Конечно, проблема автора возникла не в ХХ веке, а гораздо раньше. Современный ученый приводит высказывания многих писателей прошлого, которые удивительным образом оказываются созвучны – при полном несходстве тех же авторов во многом другом. Вот эти высказывания:

Н.М. Карамзин: «Творец всегда изображается в творении и часто – против воли своей».

М.Е. Салтыков-Щедрин: «Каждое произведение беллетристики, не хуже любого ученого трактата, выдает своего автора со всем своим внутренним миром».

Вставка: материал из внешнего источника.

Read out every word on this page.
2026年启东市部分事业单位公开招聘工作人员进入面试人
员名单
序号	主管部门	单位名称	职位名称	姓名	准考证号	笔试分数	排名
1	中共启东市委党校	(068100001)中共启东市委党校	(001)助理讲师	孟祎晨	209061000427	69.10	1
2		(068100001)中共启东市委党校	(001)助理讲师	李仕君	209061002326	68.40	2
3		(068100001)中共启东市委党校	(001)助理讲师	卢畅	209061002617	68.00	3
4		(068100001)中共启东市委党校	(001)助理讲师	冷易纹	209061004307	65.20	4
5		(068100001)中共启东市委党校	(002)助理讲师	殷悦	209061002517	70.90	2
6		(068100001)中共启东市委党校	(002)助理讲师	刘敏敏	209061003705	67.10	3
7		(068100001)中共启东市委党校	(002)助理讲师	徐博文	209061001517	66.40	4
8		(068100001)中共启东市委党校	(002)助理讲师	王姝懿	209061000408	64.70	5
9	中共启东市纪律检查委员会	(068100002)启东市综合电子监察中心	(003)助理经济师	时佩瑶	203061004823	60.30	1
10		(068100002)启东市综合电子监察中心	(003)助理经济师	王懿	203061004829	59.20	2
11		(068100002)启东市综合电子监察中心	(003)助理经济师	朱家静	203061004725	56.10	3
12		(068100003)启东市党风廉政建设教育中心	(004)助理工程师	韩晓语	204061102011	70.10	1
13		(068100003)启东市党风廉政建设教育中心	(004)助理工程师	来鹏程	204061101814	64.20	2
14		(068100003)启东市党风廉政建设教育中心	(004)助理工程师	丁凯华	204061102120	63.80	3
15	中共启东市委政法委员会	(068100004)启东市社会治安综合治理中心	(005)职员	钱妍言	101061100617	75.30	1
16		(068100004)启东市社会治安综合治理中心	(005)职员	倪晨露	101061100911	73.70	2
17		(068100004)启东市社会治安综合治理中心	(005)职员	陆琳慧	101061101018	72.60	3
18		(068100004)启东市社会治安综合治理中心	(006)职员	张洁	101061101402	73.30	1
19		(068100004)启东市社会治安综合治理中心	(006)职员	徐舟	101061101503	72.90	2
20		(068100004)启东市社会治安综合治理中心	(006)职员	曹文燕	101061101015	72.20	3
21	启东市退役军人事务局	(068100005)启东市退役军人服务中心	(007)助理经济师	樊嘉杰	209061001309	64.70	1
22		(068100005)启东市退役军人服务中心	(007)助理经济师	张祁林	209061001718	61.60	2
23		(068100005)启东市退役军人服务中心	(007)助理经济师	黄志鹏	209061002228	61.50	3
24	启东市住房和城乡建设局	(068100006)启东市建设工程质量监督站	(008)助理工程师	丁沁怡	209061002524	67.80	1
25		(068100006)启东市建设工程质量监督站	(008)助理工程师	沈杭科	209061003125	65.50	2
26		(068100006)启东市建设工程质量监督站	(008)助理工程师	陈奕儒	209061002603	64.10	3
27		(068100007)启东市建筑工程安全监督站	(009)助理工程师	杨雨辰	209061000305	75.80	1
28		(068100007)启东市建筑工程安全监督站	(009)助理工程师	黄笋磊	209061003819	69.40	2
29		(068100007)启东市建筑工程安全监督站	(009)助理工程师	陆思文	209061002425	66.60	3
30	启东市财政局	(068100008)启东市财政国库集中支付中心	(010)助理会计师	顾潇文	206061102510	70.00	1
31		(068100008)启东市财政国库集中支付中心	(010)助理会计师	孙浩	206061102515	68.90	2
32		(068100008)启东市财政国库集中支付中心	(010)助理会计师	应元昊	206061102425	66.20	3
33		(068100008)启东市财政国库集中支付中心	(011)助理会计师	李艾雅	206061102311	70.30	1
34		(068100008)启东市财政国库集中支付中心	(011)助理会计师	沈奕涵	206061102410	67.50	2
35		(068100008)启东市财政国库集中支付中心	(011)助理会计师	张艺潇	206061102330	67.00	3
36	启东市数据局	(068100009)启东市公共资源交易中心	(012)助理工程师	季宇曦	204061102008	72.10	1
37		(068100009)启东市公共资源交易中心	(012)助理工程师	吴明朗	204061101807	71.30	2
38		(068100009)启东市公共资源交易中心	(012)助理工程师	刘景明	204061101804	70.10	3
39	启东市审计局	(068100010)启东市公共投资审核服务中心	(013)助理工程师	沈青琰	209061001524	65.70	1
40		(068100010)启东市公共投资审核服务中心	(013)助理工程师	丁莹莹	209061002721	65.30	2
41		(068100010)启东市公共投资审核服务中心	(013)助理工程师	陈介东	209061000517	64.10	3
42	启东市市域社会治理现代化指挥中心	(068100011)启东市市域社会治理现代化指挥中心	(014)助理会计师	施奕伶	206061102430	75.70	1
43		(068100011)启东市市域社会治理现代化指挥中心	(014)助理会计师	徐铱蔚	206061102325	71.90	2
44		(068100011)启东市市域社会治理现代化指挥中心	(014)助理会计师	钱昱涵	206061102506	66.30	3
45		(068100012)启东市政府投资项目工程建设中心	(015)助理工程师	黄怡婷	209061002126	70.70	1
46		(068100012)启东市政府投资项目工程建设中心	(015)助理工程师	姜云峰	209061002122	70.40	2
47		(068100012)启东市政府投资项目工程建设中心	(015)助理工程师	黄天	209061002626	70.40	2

Ф.М. Достоевский: «В зеркальном отражении не видно, как зеркало смотрит на предмет, или, лучше сказать, видно, что оно никак не смотрит, а отражает пассивно, механически. Истинный художник этого не может: в картине ли, в рассказе ли, в музыкальном ли произведении непременно будет от сам; он отразится невольно, даже против своей воли, выскажется со всеми своими взглядами, с своим характером, с степенью своего развития».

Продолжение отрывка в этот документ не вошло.